Arrivo
tardi – come Trenitalia (ma l’importante è partecipare) – sulla dibattuta
questione del Nobel per la letteratura a Bob Dylan.
Si
è tanto detto sulla possibilità della canzone come declinazione del più grande
concetto di letteratura e non sarò certo io la baciapile di turno pronta a
negare la dignità delle svariate forme espressive della parola.
L’anamnesi
della letteratura parla chiaro, e ci dice che siamo partiti dall’ode per
arrivare al romanzo odierno, compreso il non-fiction, come piace tanto dire
agli americani, passando per il componimento dove il confine tra prosa e poesia
diventava labile.
Personalmente,
poi, considero alla stregua del romanzo anche il fumetto – un esempio su tutti:
Watchmen. (Diverso invece il caso del
film che procede per immagini, forma
predominante del narrato e non parallela alle parole, come il fumetto.)
Ma
più di tutto questo, c’è un sillogismo aristotelico inoppugnabile per cui
canzone = poesia, poesia = letteratura, da cui il corollario canzone =
letteratura.
Dunque
tutto si riduce non al mezzo di declinazione della parola, ma, più che altro, a
ciò che si fa con essa. Si può anche parlare della danza di accoppiamento dell’uccello
del paradiso.

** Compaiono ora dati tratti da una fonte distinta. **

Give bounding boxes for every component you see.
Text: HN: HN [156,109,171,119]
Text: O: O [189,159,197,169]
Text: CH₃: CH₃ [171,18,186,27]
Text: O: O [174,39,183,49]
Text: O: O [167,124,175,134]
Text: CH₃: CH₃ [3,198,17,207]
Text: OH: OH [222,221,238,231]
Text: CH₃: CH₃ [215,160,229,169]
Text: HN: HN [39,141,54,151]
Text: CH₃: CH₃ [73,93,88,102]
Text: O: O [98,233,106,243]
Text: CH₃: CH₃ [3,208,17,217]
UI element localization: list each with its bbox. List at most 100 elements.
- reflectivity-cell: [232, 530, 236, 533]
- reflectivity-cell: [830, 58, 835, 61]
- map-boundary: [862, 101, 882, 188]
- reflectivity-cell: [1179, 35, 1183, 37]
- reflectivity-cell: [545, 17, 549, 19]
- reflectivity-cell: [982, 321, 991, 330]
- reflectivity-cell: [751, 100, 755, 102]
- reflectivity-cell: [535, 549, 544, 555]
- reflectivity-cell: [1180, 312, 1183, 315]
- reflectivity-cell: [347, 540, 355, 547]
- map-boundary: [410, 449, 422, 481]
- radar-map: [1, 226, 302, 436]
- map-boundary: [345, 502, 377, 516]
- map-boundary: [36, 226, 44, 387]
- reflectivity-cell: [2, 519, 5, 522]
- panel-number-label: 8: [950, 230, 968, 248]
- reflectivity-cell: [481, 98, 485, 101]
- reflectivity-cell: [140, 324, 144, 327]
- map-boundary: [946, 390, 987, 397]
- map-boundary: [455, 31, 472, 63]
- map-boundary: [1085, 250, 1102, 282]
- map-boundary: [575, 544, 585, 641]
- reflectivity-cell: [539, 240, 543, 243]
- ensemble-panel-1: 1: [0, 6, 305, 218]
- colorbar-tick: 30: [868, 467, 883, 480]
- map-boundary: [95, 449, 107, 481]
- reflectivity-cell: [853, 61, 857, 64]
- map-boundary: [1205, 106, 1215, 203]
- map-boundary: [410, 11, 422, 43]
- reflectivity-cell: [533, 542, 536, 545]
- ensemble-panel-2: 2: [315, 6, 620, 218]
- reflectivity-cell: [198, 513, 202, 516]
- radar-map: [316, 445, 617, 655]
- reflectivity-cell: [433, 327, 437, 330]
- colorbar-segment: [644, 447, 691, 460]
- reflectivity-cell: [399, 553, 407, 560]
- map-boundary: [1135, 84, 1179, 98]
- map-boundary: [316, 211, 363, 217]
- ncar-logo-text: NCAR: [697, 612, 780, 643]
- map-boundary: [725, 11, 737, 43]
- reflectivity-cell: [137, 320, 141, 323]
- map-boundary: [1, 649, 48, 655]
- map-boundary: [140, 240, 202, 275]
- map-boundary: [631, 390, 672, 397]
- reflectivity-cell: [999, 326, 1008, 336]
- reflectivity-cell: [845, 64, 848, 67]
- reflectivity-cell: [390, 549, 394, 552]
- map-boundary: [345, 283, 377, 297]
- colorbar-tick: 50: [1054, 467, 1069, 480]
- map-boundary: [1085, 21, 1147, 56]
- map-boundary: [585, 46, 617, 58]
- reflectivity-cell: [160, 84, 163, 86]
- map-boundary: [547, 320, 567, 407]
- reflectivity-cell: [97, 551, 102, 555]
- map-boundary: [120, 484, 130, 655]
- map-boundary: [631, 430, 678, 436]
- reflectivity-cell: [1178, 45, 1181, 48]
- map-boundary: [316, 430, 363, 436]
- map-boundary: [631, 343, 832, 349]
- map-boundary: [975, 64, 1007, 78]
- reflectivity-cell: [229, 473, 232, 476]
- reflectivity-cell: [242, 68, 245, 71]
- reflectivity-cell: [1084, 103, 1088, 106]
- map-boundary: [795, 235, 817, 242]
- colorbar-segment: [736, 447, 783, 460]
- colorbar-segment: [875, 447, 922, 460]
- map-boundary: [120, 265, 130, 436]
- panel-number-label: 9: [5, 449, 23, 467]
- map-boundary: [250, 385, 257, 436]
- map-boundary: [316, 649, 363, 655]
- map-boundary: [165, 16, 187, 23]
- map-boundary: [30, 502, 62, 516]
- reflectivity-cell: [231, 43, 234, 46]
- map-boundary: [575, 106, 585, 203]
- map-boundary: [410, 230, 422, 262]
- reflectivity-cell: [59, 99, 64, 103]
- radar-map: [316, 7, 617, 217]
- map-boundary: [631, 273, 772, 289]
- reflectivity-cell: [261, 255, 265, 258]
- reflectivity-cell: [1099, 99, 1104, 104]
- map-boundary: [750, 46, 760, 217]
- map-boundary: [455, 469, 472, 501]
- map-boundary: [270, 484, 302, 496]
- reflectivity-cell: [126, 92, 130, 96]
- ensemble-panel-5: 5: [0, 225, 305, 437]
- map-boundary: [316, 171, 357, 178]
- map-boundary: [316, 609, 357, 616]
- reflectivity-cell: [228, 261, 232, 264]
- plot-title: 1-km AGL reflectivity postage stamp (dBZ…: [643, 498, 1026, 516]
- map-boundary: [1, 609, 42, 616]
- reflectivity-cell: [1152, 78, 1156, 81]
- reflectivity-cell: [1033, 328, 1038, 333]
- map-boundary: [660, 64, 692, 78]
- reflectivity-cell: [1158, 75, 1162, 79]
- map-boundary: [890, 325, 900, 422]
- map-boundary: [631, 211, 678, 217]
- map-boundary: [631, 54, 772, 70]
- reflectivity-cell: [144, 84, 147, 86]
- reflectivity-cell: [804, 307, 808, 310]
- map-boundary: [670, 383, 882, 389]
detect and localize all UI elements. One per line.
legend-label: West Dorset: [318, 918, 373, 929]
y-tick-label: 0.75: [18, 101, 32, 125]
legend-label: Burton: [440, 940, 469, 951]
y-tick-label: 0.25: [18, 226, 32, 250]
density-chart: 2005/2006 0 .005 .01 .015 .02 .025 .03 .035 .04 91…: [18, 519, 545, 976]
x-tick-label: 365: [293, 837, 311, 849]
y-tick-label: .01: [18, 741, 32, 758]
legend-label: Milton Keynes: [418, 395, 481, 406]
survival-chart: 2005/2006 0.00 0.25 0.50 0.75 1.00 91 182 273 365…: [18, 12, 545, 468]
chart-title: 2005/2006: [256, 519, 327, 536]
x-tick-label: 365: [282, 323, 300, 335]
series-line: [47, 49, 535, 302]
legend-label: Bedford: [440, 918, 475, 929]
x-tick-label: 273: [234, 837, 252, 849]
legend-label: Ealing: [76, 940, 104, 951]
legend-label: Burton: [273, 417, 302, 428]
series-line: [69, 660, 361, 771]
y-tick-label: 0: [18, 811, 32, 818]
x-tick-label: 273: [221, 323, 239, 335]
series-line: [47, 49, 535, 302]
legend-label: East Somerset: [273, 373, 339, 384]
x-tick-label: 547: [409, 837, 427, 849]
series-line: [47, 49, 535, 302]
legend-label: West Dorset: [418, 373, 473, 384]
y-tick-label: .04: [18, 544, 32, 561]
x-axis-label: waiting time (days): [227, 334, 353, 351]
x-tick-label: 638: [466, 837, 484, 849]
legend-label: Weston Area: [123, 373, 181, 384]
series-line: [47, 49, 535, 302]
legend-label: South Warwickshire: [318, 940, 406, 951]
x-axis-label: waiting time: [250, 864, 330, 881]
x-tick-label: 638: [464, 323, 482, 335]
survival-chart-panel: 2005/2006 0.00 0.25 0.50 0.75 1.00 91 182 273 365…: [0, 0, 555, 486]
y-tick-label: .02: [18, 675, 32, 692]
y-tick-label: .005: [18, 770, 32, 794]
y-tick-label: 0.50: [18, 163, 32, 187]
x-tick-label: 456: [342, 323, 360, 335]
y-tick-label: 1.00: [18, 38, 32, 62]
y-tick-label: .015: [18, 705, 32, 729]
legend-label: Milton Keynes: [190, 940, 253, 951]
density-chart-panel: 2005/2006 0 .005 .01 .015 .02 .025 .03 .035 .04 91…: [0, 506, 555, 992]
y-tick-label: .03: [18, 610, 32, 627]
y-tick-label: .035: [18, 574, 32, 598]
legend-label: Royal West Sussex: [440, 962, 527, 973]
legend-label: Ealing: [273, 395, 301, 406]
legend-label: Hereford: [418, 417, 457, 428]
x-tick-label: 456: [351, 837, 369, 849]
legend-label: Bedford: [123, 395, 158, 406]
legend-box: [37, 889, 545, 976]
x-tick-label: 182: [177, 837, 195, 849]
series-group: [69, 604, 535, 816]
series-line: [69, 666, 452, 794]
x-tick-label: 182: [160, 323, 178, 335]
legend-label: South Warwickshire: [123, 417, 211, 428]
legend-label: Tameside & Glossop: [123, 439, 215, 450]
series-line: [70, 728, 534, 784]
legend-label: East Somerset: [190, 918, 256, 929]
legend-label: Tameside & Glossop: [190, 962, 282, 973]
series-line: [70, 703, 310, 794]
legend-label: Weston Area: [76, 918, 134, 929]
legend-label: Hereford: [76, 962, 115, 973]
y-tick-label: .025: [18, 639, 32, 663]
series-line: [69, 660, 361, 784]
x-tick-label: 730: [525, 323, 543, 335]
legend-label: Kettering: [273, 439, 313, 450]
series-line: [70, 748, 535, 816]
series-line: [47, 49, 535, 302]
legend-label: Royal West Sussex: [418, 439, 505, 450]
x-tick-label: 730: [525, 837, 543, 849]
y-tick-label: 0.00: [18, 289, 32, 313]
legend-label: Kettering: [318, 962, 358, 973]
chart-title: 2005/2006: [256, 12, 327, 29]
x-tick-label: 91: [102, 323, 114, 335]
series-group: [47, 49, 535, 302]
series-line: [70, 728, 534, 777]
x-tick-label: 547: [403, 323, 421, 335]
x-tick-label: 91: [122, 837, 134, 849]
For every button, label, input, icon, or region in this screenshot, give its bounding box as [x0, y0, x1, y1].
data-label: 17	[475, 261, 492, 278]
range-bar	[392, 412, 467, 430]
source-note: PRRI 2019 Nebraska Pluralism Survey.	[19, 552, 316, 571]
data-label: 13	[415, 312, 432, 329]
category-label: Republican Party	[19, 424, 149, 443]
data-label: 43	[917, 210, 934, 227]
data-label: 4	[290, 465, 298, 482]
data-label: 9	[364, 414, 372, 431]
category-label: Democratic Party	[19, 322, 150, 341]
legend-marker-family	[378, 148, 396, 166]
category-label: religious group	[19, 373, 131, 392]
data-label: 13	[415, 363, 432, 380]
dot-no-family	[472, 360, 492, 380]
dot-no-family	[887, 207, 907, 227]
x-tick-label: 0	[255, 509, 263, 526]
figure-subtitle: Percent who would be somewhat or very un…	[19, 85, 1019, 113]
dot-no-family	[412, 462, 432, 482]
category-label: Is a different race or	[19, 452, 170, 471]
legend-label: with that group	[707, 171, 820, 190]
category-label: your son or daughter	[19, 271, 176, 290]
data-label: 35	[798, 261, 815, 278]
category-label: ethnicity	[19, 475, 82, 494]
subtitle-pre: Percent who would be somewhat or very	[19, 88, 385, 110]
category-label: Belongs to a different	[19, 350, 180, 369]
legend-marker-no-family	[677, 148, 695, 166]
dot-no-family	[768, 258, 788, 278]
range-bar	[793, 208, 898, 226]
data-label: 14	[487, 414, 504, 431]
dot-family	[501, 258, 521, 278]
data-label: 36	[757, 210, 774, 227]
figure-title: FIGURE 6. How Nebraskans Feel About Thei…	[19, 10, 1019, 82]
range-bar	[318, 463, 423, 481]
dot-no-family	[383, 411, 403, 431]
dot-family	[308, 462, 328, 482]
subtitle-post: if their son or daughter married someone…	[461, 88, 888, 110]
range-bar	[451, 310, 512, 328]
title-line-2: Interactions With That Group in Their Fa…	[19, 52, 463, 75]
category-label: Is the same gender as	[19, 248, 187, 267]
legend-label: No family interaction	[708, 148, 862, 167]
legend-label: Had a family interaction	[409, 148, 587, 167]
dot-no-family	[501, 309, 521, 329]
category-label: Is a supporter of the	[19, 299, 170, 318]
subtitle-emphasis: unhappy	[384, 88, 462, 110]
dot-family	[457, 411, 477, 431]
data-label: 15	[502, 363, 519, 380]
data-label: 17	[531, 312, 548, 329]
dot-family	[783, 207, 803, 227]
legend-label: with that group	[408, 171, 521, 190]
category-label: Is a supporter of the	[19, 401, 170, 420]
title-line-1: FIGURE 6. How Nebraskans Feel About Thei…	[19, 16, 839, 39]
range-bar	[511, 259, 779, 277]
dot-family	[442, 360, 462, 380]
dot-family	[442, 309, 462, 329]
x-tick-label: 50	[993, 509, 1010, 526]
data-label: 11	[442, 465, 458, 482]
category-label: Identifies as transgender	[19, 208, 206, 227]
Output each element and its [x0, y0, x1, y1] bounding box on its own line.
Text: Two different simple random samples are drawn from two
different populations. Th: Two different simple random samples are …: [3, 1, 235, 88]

O di una cipolla da regalare per San Valentino (eh sì, guarda tu
che te crea Carol Ann Duffy in Valentine).
Piuttosto,
quello che mi preme sottolineare è che la canzone gode – ahimè – di un supporto
mediatico che la letteratura in forma scritta non vedrà mai. (Per
capirci, se Dylan qualcuna che si toglierebbe il reggiseno strappandosi i
capelli ancora la trova, confido nel fatto che Philiph Roth non riceverebbe manco
un selfie porno da una fan affetta da disturbo della personalità.)
Perché,
diciamocela tutta, la massa è avvezza all’arte, sì, ma se è un po’ più prosaica
di “Cantami, o Diva, del Pelide Achille l’ira funesta” è meglio (poi quel “Pelide”
richiede uno sforzo di conoscenza della mitologia greca, un sottofondo non
detto, che poi tocca studiare).
Perciò,
mi chiedo, per quale recondito motivo insignire del Nobel un cantautore sostenuto
da apparati mainstream molto più forti dei canali attraverso i quali si muovono
il romanzo, la poesia, il fumetto e compagnia bella? (Certo, poi meglio Dylan
che Murakami: ma non diciamo sciocchezze, per favore.)
E,
ancora, perché non buttare al secchio la regola secondo cui non si può
scegliere un letterato morto? Perché non gli si possono consegnare fisicamente quei
novecentomila euro e rotti?! (A questo proposito avrei qualcosina da dire ai
tizi dell’accademia svedese a proposito del merito di Wallace, ma pure –per un
po’ di sano sciovinismo che non fa mai male – sull’Umberto Eco nazionale, senza
poi nemmeno nominare lo straordinario Gadda perché capisco che il mondo non è
ancora pronto per la sua “sovrana coscienza dell’impossibilità di dire: Io”.)
Insomma, qualcun altro bravino a cui dare il premio ce
l’avevamo, vedi il già citato Philiph Roth o la por’anima de Don DeLillo, che
forse la sera della premiazione avrebbero pure rinunciato al campionato di
rutto libero come invece Bob sembra non aver la più pallida intenzione di fare.